= Jeffrey Mark =

English composer, folk song collector and writer

Jeffrey Mark (1898 – December 1965) was an English composer, folk song collector and writer.

==Life and career==
Mark was born in Carlisle, Cumberland, the son of a cabinet maker, and in 1909 won a scholarship to the Carlisle Grammar School. At 16 he joined Martin's Bank in Carlisle. He enlisted in the war at the age of 17 as a gunnery officer, rising to the rank of first lieutenant in the Royal Field Artillery. But he was gassed in France and hospitalised for a year. The medical consequences and trauma affected him for the rest of his life.

After the war Mark took a degree in English and Music at Exeter University, then joined the Royal College of Music as a mature student under Stanford, Vaughan Williams and Holst. A fellow student there (seven years his junior) was Michael Tippett, and the two remained friends. In 1924 Mark moved to the US, where for three years he was head of the New York Public Library's Music Department. While there he worked on the manuscripts of Orlando Gibbons held by the library. During his time in New York, he also studied the self-transformation ideas of G.I. Gurdjieff, under the guidance of A.R. Orage. A nervous breakdown led him to return to England.

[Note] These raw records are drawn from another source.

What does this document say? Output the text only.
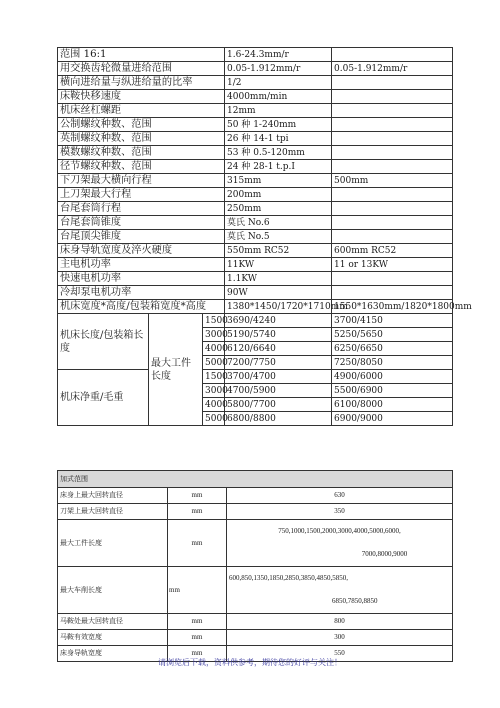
范围 16:1			1.6-24.3mm/r	
用交换齿轮微量进给范围			0.05-1.912mm/r	0.05-1.912mm/r
横向进给量与纵进给量的比率			1/2	
床鞍快移速度			4000mm/min	
机床丝杠螺距			12mm	
公制螺纹种数、范围			50 种 1-240mm	
英制螺纹种数、范围			26 种 14-1 tpi	
模数螺纹种数、范围			53 种 0.5-120mm	
径节螺纹种数、范围			24 种 28-1 t.p.I	
下刀架最大横向行程			315mm	500mm
上刀架最大行程			200mm	
台尾套筒行程			250mm	
台尾套筒锥度			莫氏 No.6	
台尾顶尖锥度			莫氏 No.5	
床身导轨宽度及淬火硬度			550mm RC52	600mm RC52
主电机功率			11KW	11 or 13KW
快速电机功率			1.1KW	
冷却泵电机功率			90W	
机床宽度*高度/包装箱宽度*高度			1380*1450/1720*1710mm	1550*1630mm/1820*1800mm
机床长度/包装箱长度	最大工件长度	1500	3690/4240	3700/4150
		3000	5190/5740	5250/5650
		4000	6120/6640	6250/6650
		5000	7200/7750	7250/8050
机床净重/毛重		1500	3700/4700	4900/6000
		3000	4700/5900	5500/6900
		4000	5800/7700	6100/8000
		5000	6800/8800	6900/9000
加式范围		
床身上最大回转直径	mm	630
刀架上最大回转直径	mm	350
最大工件长度	mm	750,1000,1500,2000,3000,4000,5000,6000,
7000,8000,9000

最大车削长度	mm	600,850,1350,1850,2850,3850,4850,5850,
6850,7850,8850

马鞍处最大回转直径	mm	800
马鞍有效宽度	mm	300
床身导轨宽度	mm	550
请浏览后下载，资料供参考，期待您的好评与关注！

Throughout his life Mark performed, collected and arranged folksongs from Cumberland, Northumberland and the Border Counties. His Four North Country Songs, concert arrangements of dialect songs – including Sally Gray, L’al Dinah Grayson, Barley Broth and Auld Jobby Dixon – were first performed and broadcast in 1927, and published by OUP in 1928. They also acquired local popularity through performances by the Carlisle Music Society during the 1930s and 1940s. Mark was encouraged to make the arrangements by Newcastle composer and musicologist William Gillies Whittaker.

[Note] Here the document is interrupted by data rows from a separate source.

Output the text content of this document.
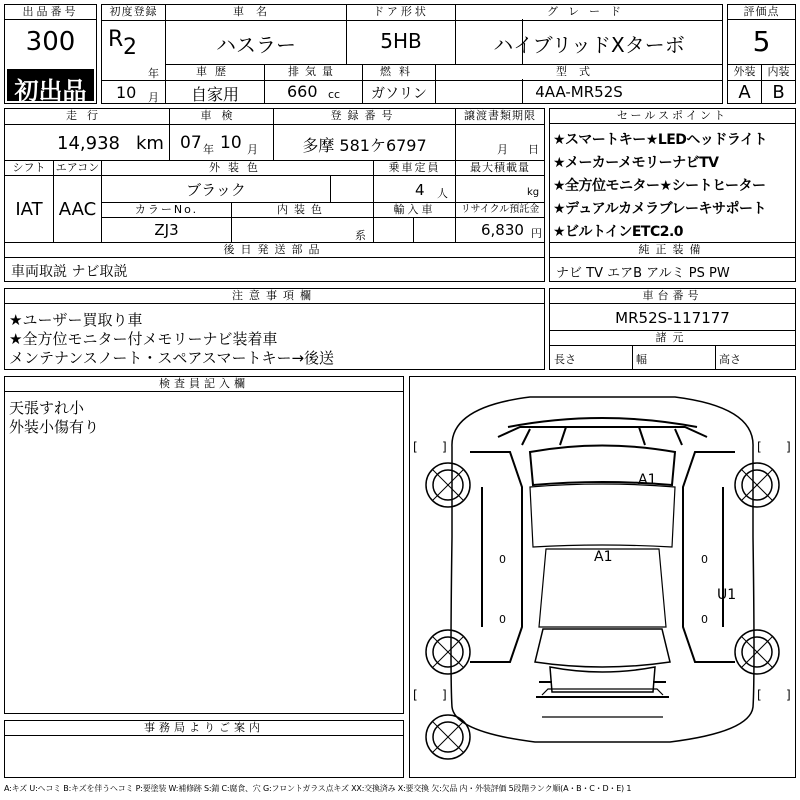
出品番号
300
初出品
初度登録
R 2
年
10 月
車名
ハスラー
ドア形状
5HB
グレード
ハイブリッドXターボ
車歴
自家用
排気量
660 cc
燃料
ガソリン
型式
4AA-MR52S
評価点
5
外装	内装
A	B
走行
14,938 km
車検
07 年 10 月
登録番号
多摩 581ケ6797
譲渡書類期限
月 日
シフト
IAT
エアコン
AAC
外装色
ブラック
乗車定員
4 人
最大積載量
kg
カラーNo.
ZJ3
内装色
系
輸入車	リサイクル預託金
6,830 円
後日発送部品
車両取説 ナビ取説
セールスポイント
★スマートキー★LEDヘッドライト
★メーカーメモリーナビTV
★全方位モニター★シートヒーター
★デュアルカメラブレーキサポート
★ビルトインETC2.0
純正装備
ナビ TV エアB アルミ PS PW
注意事項欄
★ユーザー買取り車
★全方位モニター付メモリーナビ装着車
メンテナンスノート・スペアスマートキー→後送
車台番号
MR52S-117177
諸元
長さ	幅	高さ
検査員記入欄
天張すれ小
外装小傷有り
事務局よりご案内
[ ]	[ ]
[ ]	[ ]
A1
A1
U1
0
0
0
0
A:キズ U:ヘコミ B:キズを伴うヘコミ P:要塗装 W:補修跡 S:錆 C:腐食、穴 G:フロントガラス点キズ XX:交換済み X:要交換 欠:欠品 内・外装評価 5段階ランク順(A・B・C・D・E) 1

During the 1940s and 1950s he worked in London, writing for Picture Post magazine with his lifelong friend Tom Hopkinson. In 1960 Mark returned to the Royal College of Music to teach composition. There he revived his interest in dialect song settings through student performances. He died in London of cancer in December 1965, a victim of a lifetime's heavy smoking and the severe gassing he suffered in the trenches.

==Relationship with Tippett==
Michael Tippett described him as "a Percy Grainger-ish person...very anti-classicist, feeling that the music we were all writing was fundamentally based on German folk-song and we should try to get away from that". Tippett identified the polyrhythms and Northumbrian elements in his own Concerto for Double String Orchestra as coming from the influence of Mark. The piece is dedicated to him, and Tippett also produced a portrait of Mark in the second variation of the Fantasia on a Theme of Handel: "for war traumatised Jeffrey Mark a jangling explosion of octaves".

Politically, Mark was very different from Tippett. He was drawn to the ideas of Ezra Pound (with whom he corresponded) and developed an anti-Marxist, anti-Semitic political theory involving bankers.

==Composer==
His own works include orchestral strathspeys, a piano concerto, the North Country Suite for orchestra (performed at the RCM in 1927), the Scottish Suite for four violins and piano (published in 1927 as part of the Carnegie Collection of British Music), some choral music and the ballad opera Mossgiel, after Robert Burns. Mark based the final movement of his Scottish Suite on a close study of the Piobaireachd, which he described as "the old music of the Great Highland Bagpipe". The unpublished Dance Concerto for piano and orchestra was performed in his memory at the RCM following his death.

==Author==
During the 1920s Mark wrote a series of substantial articles for publications including Music and Letters, Musical Quarterly and The Musical Times, such as 'Dryden and the Beginnings of Opera in England' and 'The Fundamental Qualities of Folk Music', as well as pieces on more general subjects like 'The Problem of Audiences' and 'The Critic and the Composer'.

He also wrote on economics, including two books: The Modern Idolatry (1934) and The Analysis of Usury (1935), in which he formulated a system of free money, arguing that savings should be penalised and rents abolished. The Times Literary Supplement characterised his theories as "unworldly", and later as "an attack on the accepted bases of civilisation". There are also two unpublished books on mental illness.